Amazon Web Services (abbreviated AWS) is a collection of remote computing services (also called web services) that together make up a cloud computing platform, offered over the Internet by Amazon.com. The most central and well-known of these services are Amazon EC2 and Amazon S3.
Launched in July 2002, Amazon Web Services provide online services for other web sites or client-side applications. Most of these services are not exposed directly to end users, but instead offer functionality that other developers can use in their applications. Amazon Web Services’ offerings are accessed over HTTP, using REST and SOAP protocols. All services are billed based on usage, but how usage is measured for billing varies from service to service
In 2004 an engineer at Amazon presented a paper proposing how the company could make a profit on the infrastructure required to run the Amazon.com store. As a result, Amazon EC2 was built by a team in Cape Town, South Africa.
In June 2007, Amazon claimed that more than 330,000 developers had signed up to use Amazon Web Services.
A Web service is a method of communication between two electronic devices over the Web (Internet).
The W3C defines a "Web service" as "a software system designed to support interoperable machine-to-machine interaction over a network". It has an interface described in a machine-processable format (specifically Web Services Description Language, known by the acronym WSDL). Other systems interact with the Web service in a manner prescribed by its description using SOAP messages, typically conveyed using HTTP with an XML serialization in conjunction with other Web-related standards."
The W3C also states, "We can identify two major classes of Web services, REST-compliant Web services, in which the primary purpose of the service is to manipulate XML representations of Web resources using a uniform set of "stateless" operations; and arbitrary Web services, in which the service may expose an arbitrary set of operations."

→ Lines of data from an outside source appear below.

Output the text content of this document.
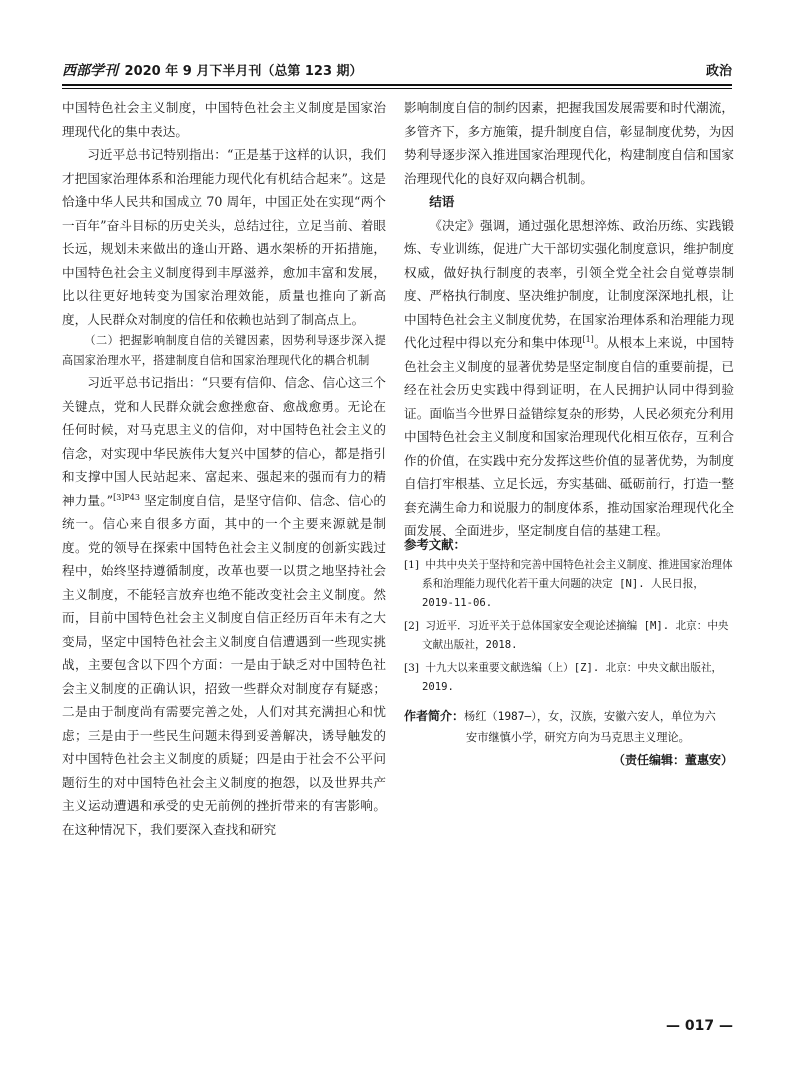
西部学刊 2020 年 9 月下半月刊（总第 123 期）	政治

中国特色社会主义制度，中国特色社会主义制度是国家治理现代化的集中表达。

习近平总书记特别指出：“正是基于这样的认识，我们才把国家治理体系和治理能力现代化有机结合起来”。这是恰逢中华人民共和国成立 70 周年，中国正处在实现“两个一百年”奋斗目标的历史关头，总结过往，立足当前、着眼长远，规划未来做出的逢山开路、遇水架桥的开拓措施，中国特色社会主义制度得到丰厚滋养，愈加丰富和发展，比以往更好地转变为国家治理效能，质量也推向了新高度，人民群众对制度的信任和依赖也站到了制高点上。

（二）把握影响制度自信的关键因素，因势利导逐步深入提高国家治理水平，搭建制度自信和国家治理现代化的耦合机制

习近平总书记指出：“只要有信仰、信念、信心这三个关键点，党和人民群众就会愈挫愈奋、愈战愈勇。无论在任何时候，对马克思主义的信仰，对中国特色社会主义的信念，对实现中华民族伟大复兴中国梦的信心，都是指引和支撑中国人民站起来、富起来、强起来的强而有力的精神力量。”$^{[3]P43}$ 坚定制度自信，是坚守信仰、信念、信心的统一。信心来自很多方面，其中的一个主要来源就是制度。党的领导在探索中国特色社会主义制度的创新实践过程中，始终坚持遵循制度，改革也要一以贯之地坚持社会主义制度，不能轻言放弃也绝不能改变社会主义制度。然而，目前中国特色社会主义制度自信正经历百年未有之大变局，坚定中国特色社会主义制度自信遭遇到一些现实挑战，主要包含以下四个方面：一是由于缺乏对中国特色社会主义制度的正确认识，招致一些群众对制度存有疑惑；二是由于制度尚有需要完善之处，人们对其充满担心和忧虑；三是由于一些民生问题未得到妥善解决，诱导触发的对中国特色社会主义制度的质疑；四是由于社会不公平问题衍生的对中国特色社会主义制度的抱怨，以及世界共产主义运动遭遇和承受的史无前例的挫折带来的有害影响。在这种情况下，我们要深入查找和研究

影响制度自信的制约因素，把握我国发展需要和时代潮流，多管齐下，多方施策，提升制度自信，彰显制度优势，为因势利导逐步深入推进国家治理现代化，构建制度自信和国家治理现代化的良好双向耦合机制。

结语

《决定》强调，通过强化思想淬炼、政治历练、实践锻炼、专业训练，促进广大干部切实强化制度意识，维护制度权威，做好执行制度的表率，引领全党全社会自觉尊崇制度、严格执行制度、坚决维护制度，让制度深深地扎根，让中国特色社会主义制度优势，在国家治理体系和治理能力现代化过程中得以充分和集中体现[1]。从根本上来说，中国特色社会主义制度的显著优势是坚定制度自信的重要前提，已经在社会历史实践中得到证明，在人民拥护认同中得到验证。面临当今世界日益错综复杂的形势，人民必须充分利用中国特色社会主义制度和国家治理现代化相互依存，互利合作的价值，在实践中充分发挥这些价值的显著优势，为制度自信打牢根基、立足长远，夯实基础、砥砺前行，打造一整套充满生命力和说服力的制度体系，推动国家治理现代化全面发展、全面进步，坚定制度自信的基建工程。

参考文献：
[1] 中共中央关于坚持和完善中国特色社会主义制度、推进国家治理体系和治理能力现代化若干重大问题的决定 [N]. 人民日报，2019-11-06.
[2] 习近平．习近平关于总体国家安全观论述摘编 [M]. 北京：中央文献出版社，2018.
[3] 十九大以来重要文献选编（上）[Z]. 北京：中央文献出版社，2019.
作者简介：杨红（1987—），女，汉族，安徽六安人，单位为六
安市继慎小学，研究方向为马克思主义理论。
（责任编辑：董惠安）
— 017 —
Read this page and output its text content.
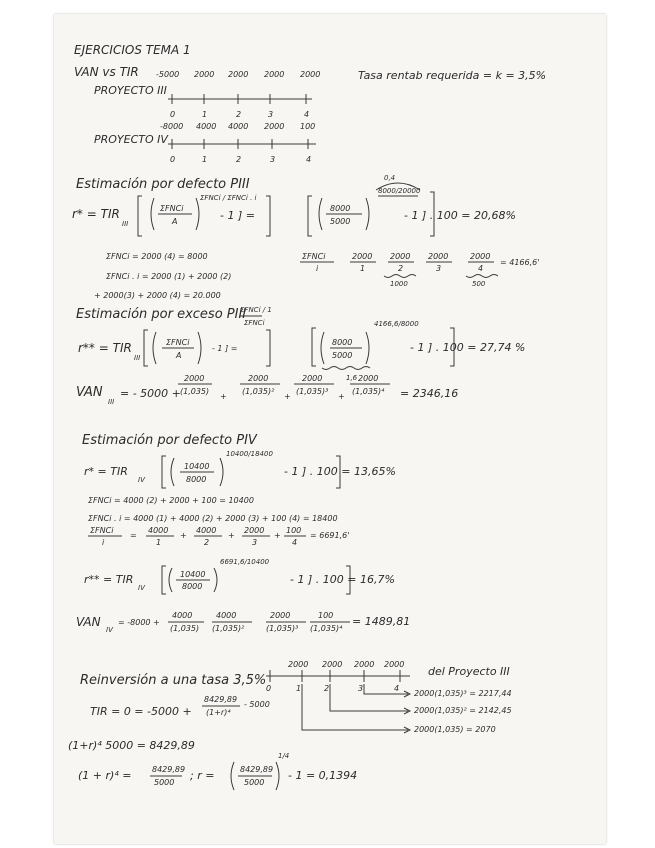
EJERCICIOS TEMA 1
VAN vs TIR	Tasa rentab requerida = k = 3,5%
-5000 2000 2000 2000 2000
PROYECTO III
0	1	2	3	4
-8000 4000 4000 2000 100
PROYECTO IV
0	1	2	3	4
Estimación por defecto PIII
r* = TIR
III
ΣFNCi
A
ΣFNCi / ΣFNCi . i
- 1 ] =
8000
5000
0,4
8000/20000
- 1 ] . 100 = 20,68%
ΣFNCi = 2000 (4) = 8000
ΣFNCi . i = 2000 (1) + 2000 (2)
+ 2000(3) + 2000 (4) = 20.000
ΣFNCi
i
2000
1
2000
2
2000
3
2000
4
1000	500
= 4166,6'
Estimación por exceso PIII
r** = TIR
III
ΣFNCi
A
ΣFNCi / 1
ΣFNCi
- 1 ] =
8000
5000
4166,6/8000
1,6
- 1 ] . 100 = 27,74 %
VAN
III
= - 5000 +
2000
(1,035)
+
2000
(1,035)²
+
2000
(1,035)³
+
2000
(1,035)⁴ = 2346,16
Estimación por defecto PIV
r* = TIR
IV
10400
8000
10400/18400
- 1 ] . 100 = 13,65%
ΣFNCi = 4000 (2) + 2000 + 100 = 10400
ΣFNCi . i = 4000 (1) + 4000 (2) + 2000 (3) + 100 (4) = 18400
ΣFNCi
i
=
4000
1
+
4000
2
+
2000
3
+
100
4
= 6691,6'
r** = TIR
IV
10400
8000
6691,6/10400
- 1 ] . 100 = 16,7%
VAN
IV
= -8000 +
4000
(1,035)
4000
(1,035)²
2000
(1,035)³
100
(1,035)⁴
= 1489,81
Reinversión a una tasa 3,5%
del Proyecto III
2000 2000 2000 2000
0	1	2	3	4
TIR = 0 = -5000 +
8429,89
(1+r)⁴
- 5000
2000(1,035)³ = 2217,44
2000(1,035)² = 2142,45
2000(1,035) = 2070
(1+r)⁴ 5000 = 8429,89
(1 + r)⁴ =	8429,89
5000
; r =	8429,89
5000
1/4
- 1 = 0,1394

"Big Web services" use Extensible Markup Language (XML) messages that follow the SOAP standard and have been popular with the traditional enterprises. In such systems, there is often a machine-readable description of the operations offered by the service written in the Web Services Description Language (WSDL). The latter is not a requirement of a SOAP endpoint, but it is a prerequisite for automated client-side code generation in many Java and .NET SOAP frameworks (frameworks such as Apache Axis2, Apache CXF, and Spring being notable exceptions). Some industry organizations, such as the WS-I, mandate both SOAP and WSDL in their definition of a Web service.